34.2 A. This girl’s history of sinusitis and a prolonged headache with worsening emesis and nuchal rigidity suggest an intracranial abscess due to her sinusitis. In her case, CNS imaging (with contrast) is performed prior to an LP. Performing an LP when a mass lesion might be causing increased intracranial pressure can result in herniation of the brain and patient death. Sinus films would show sinusitis but would not reveal an intracranial abscess. Merely treating her symptoms with promethazine or sumatriptan would delay the diagnosis of her underlying problem.

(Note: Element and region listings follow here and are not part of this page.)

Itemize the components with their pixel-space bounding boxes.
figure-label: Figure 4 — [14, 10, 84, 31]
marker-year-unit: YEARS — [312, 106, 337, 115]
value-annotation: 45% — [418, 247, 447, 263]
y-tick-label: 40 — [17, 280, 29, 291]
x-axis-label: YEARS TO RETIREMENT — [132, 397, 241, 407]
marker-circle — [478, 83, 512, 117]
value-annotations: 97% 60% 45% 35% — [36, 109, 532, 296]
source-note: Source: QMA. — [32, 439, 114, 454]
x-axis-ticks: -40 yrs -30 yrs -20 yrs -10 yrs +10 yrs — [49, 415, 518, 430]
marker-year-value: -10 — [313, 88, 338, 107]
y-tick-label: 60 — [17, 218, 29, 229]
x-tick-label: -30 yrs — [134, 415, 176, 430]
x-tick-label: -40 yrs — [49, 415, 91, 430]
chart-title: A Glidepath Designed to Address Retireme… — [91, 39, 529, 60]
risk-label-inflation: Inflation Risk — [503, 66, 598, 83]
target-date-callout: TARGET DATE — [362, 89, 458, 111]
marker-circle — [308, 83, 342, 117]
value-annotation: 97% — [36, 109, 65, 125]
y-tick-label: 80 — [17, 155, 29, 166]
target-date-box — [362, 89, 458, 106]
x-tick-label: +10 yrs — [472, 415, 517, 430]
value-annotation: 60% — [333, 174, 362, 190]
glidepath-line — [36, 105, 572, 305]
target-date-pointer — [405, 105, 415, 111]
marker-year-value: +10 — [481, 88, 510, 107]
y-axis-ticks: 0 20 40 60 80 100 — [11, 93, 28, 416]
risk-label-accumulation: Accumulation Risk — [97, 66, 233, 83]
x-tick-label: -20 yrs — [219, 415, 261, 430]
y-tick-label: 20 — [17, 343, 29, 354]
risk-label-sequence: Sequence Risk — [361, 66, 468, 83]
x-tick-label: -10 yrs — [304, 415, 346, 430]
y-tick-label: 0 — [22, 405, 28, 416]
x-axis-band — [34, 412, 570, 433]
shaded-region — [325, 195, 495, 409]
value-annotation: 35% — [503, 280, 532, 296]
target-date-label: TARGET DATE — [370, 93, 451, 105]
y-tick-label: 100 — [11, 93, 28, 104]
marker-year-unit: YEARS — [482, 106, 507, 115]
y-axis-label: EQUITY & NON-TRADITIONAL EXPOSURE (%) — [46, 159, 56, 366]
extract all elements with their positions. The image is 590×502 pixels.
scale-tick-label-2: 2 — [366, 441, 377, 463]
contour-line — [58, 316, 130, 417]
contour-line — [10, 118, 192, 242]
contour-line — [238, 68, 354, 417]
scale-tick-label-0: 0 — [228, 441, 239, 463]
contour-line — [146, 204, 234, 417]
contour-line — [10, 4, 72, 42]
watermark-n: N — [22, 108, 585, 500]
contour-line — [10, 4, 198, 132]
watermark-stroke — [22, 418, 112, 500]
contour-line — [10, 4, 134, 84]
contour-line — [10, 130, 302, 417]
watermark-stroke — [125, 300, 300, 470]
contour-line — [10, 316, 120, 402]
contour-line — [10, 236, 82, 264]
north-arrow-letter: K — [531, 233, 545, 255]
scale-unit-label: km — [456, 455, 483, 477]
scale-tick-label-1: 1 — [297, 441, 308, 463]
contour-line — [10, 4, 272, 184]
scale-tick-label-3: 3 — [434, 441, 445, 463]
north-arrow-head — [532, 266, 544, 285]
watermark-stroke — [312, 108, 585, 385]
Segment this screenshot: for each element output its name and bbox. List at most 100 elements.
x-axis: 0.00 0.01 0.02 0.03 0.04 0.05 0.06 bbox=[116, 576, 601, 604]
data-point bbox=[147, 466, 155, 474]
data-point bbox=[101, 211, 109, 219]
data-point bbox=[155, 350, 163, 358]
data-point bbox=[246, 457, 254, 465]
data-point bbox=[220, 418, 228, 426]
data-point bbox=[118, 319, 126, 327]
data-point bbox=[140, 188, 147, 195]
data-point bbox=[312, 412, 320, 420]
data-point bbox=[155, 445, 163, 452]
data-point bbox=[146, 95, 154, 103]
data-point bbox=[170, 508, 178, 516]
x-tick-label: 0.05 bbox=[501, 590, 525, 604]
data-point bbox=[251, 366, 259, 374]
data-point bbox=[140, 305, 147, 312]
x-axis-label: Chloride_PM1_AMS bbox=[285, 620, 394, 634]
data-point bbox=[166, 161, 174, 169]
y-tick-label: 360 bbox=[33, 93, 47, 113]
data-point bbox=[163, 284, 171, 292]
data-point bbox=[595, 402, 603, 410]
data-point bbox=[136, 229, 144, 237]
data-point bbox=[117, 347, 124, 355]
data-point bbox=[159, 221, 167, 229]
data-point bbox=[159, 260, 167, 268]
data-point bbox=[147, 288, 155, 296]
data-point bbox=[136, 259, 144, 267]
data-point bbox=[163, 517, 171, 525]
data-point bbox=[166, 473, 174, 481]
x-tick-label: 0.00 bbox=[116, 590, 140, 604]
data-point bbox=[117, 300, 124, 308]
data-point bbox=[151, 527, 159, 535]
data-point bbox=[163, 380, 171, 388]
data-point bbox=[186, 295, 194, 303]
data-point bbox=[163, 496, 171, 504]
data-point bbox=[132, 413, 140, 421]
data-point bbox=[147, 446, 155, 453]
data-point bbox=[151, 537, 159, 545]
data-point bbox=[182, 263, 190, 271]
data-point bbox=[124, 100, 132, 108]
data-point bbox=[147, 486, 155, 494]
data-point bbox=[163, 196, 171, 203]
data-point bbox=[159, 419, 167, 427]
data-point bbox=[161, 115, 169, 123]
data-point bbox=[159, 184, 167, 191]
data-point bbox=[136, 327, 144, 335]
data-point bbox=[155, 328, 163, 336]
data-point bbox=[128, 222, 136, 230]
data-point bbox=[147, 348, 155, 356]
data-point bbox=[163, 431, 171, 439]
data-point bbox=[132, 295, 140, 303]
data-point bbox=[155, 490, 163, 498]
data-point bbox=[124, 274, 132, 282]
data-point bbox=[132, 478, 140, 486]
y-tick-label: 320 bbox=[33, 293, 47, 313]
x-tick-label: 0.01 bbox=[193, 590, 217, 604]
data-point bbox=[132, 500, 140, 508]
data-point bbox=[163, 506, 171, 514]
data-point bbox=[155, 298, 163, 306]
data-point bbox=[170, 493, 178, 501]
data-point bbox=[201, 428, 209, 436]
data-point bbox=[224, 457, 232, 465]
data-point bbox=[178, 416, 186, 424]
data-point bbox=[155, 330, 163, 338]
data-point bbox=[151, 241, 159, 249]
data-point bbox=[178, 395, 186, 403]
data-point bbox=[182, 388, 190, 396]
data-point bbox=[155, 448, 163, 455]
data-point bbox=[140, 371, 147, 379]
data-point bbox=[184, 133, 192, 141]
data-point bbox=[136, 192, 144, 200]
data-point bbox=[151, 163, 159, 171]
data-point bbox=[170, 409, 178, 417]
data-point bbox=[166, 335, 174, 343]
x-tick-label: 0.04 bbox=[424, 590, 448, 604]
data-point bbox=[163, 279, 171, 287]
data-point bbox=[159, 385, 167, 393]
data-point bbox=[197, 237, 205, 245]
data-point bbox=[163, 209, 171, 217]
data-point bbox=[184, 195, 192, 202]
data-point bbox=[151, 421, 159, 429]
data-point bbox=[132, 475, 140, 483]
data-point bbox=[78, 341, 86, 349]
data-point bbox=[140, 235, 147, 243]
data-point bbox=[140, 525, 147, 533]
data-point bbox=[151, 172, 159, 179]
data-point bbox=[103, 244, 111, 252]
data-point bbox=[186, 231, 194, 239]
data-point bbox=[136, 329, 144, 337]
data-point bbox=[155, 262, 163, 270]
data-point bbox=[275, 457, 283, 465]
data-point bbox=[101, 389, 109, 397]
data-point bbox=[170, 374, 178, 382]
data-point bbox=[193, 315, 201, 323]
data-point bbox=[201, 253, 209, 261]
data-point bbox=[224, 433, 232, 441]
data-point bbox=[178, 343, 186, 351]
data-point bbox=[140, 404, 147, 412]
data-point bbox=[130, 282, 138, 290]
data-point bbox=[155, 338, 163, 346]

34.3 C. This infant potentially has a serious bacterial infection, and an evaluation including an LP is performed. Infants do not reliably demonstrate a Kernig or Brudzinski sign; a lack of nuchal rigidity should not preclude an LP. Computed tomography scan before an LP in an infant with an open anterior fontanelle is rarely necessary, as brain herniation is exceedingly rare. A course of oral antibiotics, or a single dose of ceftriaxone, is not sufficient to treat meningitis or septicemia.
34.4 B. A retropharyngeal abscess is causing this boy’s neck stiffness; he does not have meningitis. He has a normal mental status, dysphagia, and fullness in his oropharynx. Lateral neck films are a simple way to confirm this diagnosis. Prescribing antibiotics without identifying the diagnosis would not be appropriate in this case.
The typical meningitis presentation in older children consists of fever, headache, and nuchal rigidity.
Nuchal rigidity is not a reliable finding of meningitis until 12 to 18 months of age.
Pneumococcal disease (including meningitis) is more common in patients with functional or anatomic asplenia.
Approximately one-third of meningitis patients have a seizure at some point in the disease.
Typical cerebrospinal fluid findings of bacterial meningitis include elevated protein level, reduced glucose concentration, and several hundred to thousands of white blood cells per cubic millimeter.